In the mountain range of Guerrero, you can't grow corn.
Verdict: False

This was the reply of Jaime Rodríguez Calderón to the crop substitution proposal of Andrés Manuel López Obrador (AMLO). Yet according to the Food and Fisheries Information Service and their Report on the Evaluation of the Impact of the Strategic Project for Corn Production, corn is grown in the 81 municipalities of Guerrero and specifies that the most productive regions are those of Costa Chica and Tierra Caliente.

Moreover, Verificado 2018 reviewed the Crops Progress, a national summary per state dated on April 30, 2018, and found that, at a national level, Guerrero ranks fourth in corn production.

“Nuevo León is the only state in the country which has launched undercover operations to tackle human trafficking.”
Verditc: False

According to a hemerographic review, in the last five years, at least eight states have launched operations with undercover agents. The more recent one took place in Morelos, in November 2017.

Yet similar operations have also been carried out in Mexico City, Campeche, Aguascalientes, Yucatán, Chiapas, the State of Mexico, and Tlaxcala.

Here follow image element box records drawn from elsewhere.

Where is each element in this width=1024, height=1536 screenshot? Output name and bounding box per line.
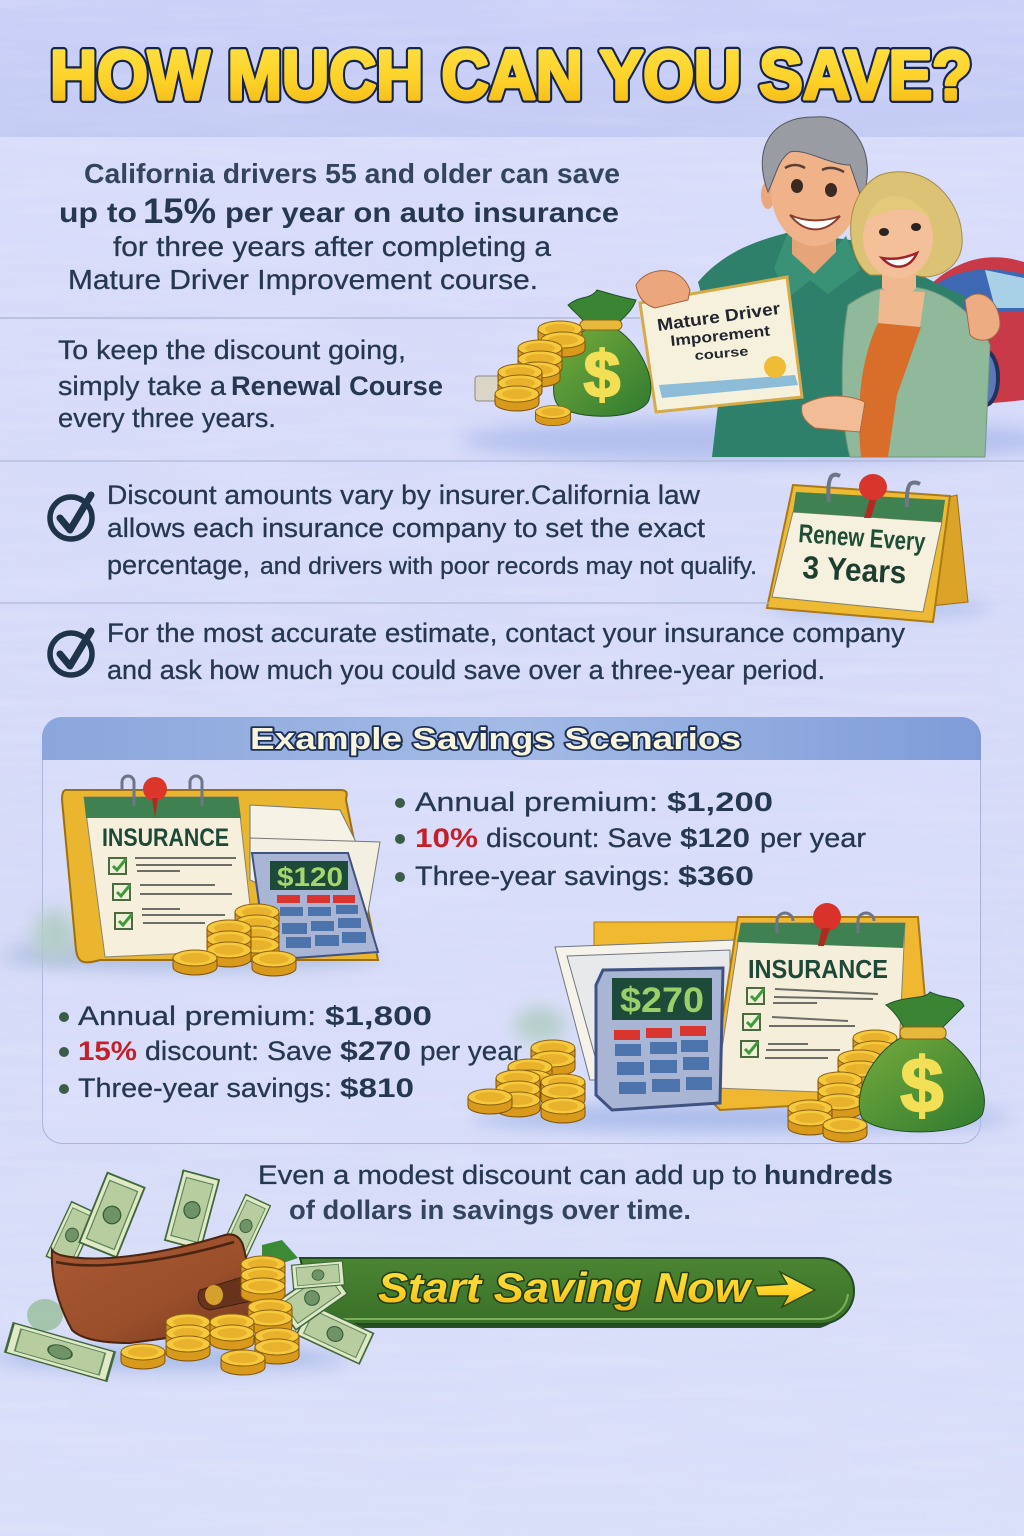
car — [930, 257, 1024, 404]
intro text block: up to — [59, 197, 137, 228]
discount note: and drivers with poor records may not qualify. — [260, 553, 757, 580]
panel header — [42, 717, 981, 760]
scenario 1 text: $120 — [680, 823, 750, 853]
button: start saving now: Start Saving Now — [378, 1264, 752, 1311]
scenario 1 text: $360 — [678, 861, 754, 891]
illustration: insurance calendar with $270 calculator and money bag: INSURANCE — [748, 954, 888, 984]
scenario 2 text: 15% — [78, 1036, 137, 1066]
hands — [636, 271, 690, 308]
illustration: couple with certificate, money bag and car: Imporement — [670, 323, 771, 350]
discount note: Discount amounts vary by insurer.California law — [107, 480, 701, 510]
intro text block: for three years after completing a — [113, 231, 551, 262]
scenario 1 text — [395, 787, 866, 891]
scenario 2 text: $270 — [340, 1036, 411, 1066]
intro text block: California drivers 55 and older can save — [84, 158, 620, 189]
scenario 1 text: discount: Save — [486, 823, 672, 853]
title: HOW MUCH CAN YOU SAVE? — [50, 36, 972, 114]
renewal text block: To keep the discount going, — [58, 335, 406, 365]
calendar: renew every 3 years: Renew Every — [798, 518, 927, 557]
illustration: insurance calendar with $120 calculator: $120 — [277, 862, 343, 892]
discount note: percentage, — [107, 550, 250, 580]
title: HOW MUCH CAN YOU SAVE? — [50, 36, 972, 114]
coins and silver stack — [475, 376, 515, 401]
scenario 1 text: $1,200 — [667, 787, 773, 817]
renewal text block: simply take a — [58, 371, 227, 401]
illustration: insurance calendar with $270 calculator and money bag: $270 — [620, 981, 704, 1020]
illustration: insurance calendar with $270 calculator and money bag: $ — [900, 1041, 944, 1129]
illustration: insurance calendar with $120 calculator: INSURANCE — [102, 824, 229, 852]
scenario 2 text: per year — [420, 1036, 522, 1066]
scenario 1 text: 10% — [415, 823, 478, 853]
scenario 1 text: Three-year savings: — [415, 861, 670, 891]
illustration: couple with certificate, money bag and car: $ — [584, 337, 620, 411]
man hand on shoulder — [965, 294, 1000, 340]
scenario 2 text: Three-year savings: — [78, 1073, 332, 1103]
intro text block — [59, 158, 620, 295]
scenario 2 text: Annual premium: — [78, 1001, 316, 1031]
money bag — [554, 330, 651, 416]
certificate — [640, 277, 802, 412]
closing text: Even a modest discount can add up to — [258, 1160, 757, 1190]
renewal text block: every three years. — [58, 403, 276, 433]
icon: check 1 — [50, 495, 92, 539]
contact note — [107, 618, 906, 685]
panel: example savings scenarios — [0, 717, 1010, 1144]
panel heading: Example Savings Scenarios — [250, 721, 741, 756]
illustration: couple with certificate, money bag and car: course — [694, 343, 749, 363]
illustration: insurance calendar with $270 calculator and money bag — [468, 903, 1010, 1142]
intro text block: 15% — [143, 192, 216, 231]
arrow — [755, 1272, 815, 1307]
calendar: renew every 3 years — [767, 474, 992, 622]
closing text — [258, 1160, 893, 1225]
illustration: couple with certificate, money bag and car: Mature Driver — [656, 299, 782, 335]
scenario 1 text: per year — [760, 823, 866, 853]
woman — [842, 287, 990, 457]
contact note: and ask how much you could save over a three-year period. — [107, 655, 825, 685]
illustration: couple with certificate, money bag and car — [460, 117, 1024, 462]
renewal text block: Renewal Course — [231, 371, 443, 401]
renewal text block — [58, 335, 443, 433]
scenario 2 text: $810 — [340, 1073, 414, 1103]
scenario 2 text: discount: Save — [145, 1036, 332, 1066]
icon: check 2 — [50, 631, 92, 675]
scenario 2 text — [59, 1001, 522, 1103]
discount note: allows each insurance company to set the exact — [107, 513, 706, 543]
scenario 1 text: Annual premium: — [415, 787, 658, 817]
intro text block: per year on auto insurance — [225, 197, 619, 228]
discount note — [107, 480, 757, 580]
calendar: renew every 3 years: 3 Years — [802, 549, 907, 590]
scenario 2 text: $1,800 — [325, 1001, 432, 1031]
man body — [698, 232, 965, 457]
intro text block: Mature Driver Improvement course. — [68, 264, 538, 295]
closing text: of dollars in savings over time. — [289, 1195, 691, 1225]
closing text: hundreds — [764, 1160, 893, 1190]
illustration: wallet with cash and coins — [0, 1170, 373, 1381]
man head — [792, 222, 836, 274]
illustration: insurance calendar with $120 calculator — [0, 776, 380, 976]
button: start saving now — [300, 1258, 854, 1328]
contact note: For the most accurate estimate, contact your insurance company — [107, 618, 906, 648]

“In the United States, close to 30 million people are of Mexican descent.”
Verdict: True

According to the latest data of the Pew Research center, there are 30 million people of Mexican descent in the United States. Until 2015, it was estimated that close to 56 million were of Latino origins, of which 63.3% – that is, 35.7 million – were of Mexican descent. Moreover, 32% of this population was born in Mexico.

Ricardo Anaya

“Deportations have increased 40% so far this year.
Verdict: Deceitful

Indeed, during the first quarter of 2018 deportations rose by 39.9%, in comparison to the same period of 2017, according to the Ministry of the Interior. However, these data include both deportations and voluntary repatriations, without differentiating the cases per category.

On the other hand, the increase in repatriations during the first quarter isn't still a constant. If we compare the figures of the last two years, we find that in 2016 a total of 219, 905 Mexican citizens were repatriated and in 2017, 166,986 that is 24% less, pursuant to the statistics bulletins of the Migration Policy Unit of the Ministry of the Interior.

Crossing from here, Tijuana, the border to California, [marijuana] is legal and the same is in all states so far as Washington State and in the entirety of Canada; that is, from here to virtually the North Pole [marijuana] is legal.
Verdict: A half-truth

According to the information of the National Conference of State Legislatures on Marijuana Legalization, only the states of California, Nevada, Oregon, Washington, and Alaska have legalized the medicinal and recreational use of marijuana.

In the case of Canada, “cannabis” is legal for medical purposes but it's still illegal for recreational purposes. Presently, the Canadian Senate is set to vote on the bill to regulate marijuana cultivation, distribution, and sale (Cannabis Act ).

Andrés Manuel López Obrador

"Our northern neighbors, the U.S. Government, wish we continued doing their dirty work and that we detained Central American migrants who want to make a living in the North, fleeing violence and misery.”
Verdict: True

According to official figures, migrant detentions, mainly those of Central American citizens, have broken records during the Peña Nieto administration.

The number of detentions rocketed since President Peña Nieto launched the South Border Program on July 7, 2014, which promised to protect – on paper – the human rights of undocumented migrants which cross Mexico in their attempt to reach the United States. However, in practice, the program sparked a boom in detentions.

According to numbers of the Migration Policy Unit, during the first year of the Peña Nieto administration, the National Immigration Institute (INM) detained 86, 298 migrants. A year later, after the South Border Plan was set in motion and the so-called “crisis of migrant children,” the number rose to 127, 149; that is, by 47%.

In 2015, Mexico detained 198, 141 migrants. In fact, this year Mexico detained more Central American migrants than the U.S. border patrol, according to official data of both countries.

In 2017, with Donald Trump as U.S. President, detentions decreased to 95, 497. Nevertheless, during the first quarter of 2018, numbers show an increase of 35.7% when compared to last year's data for the same period.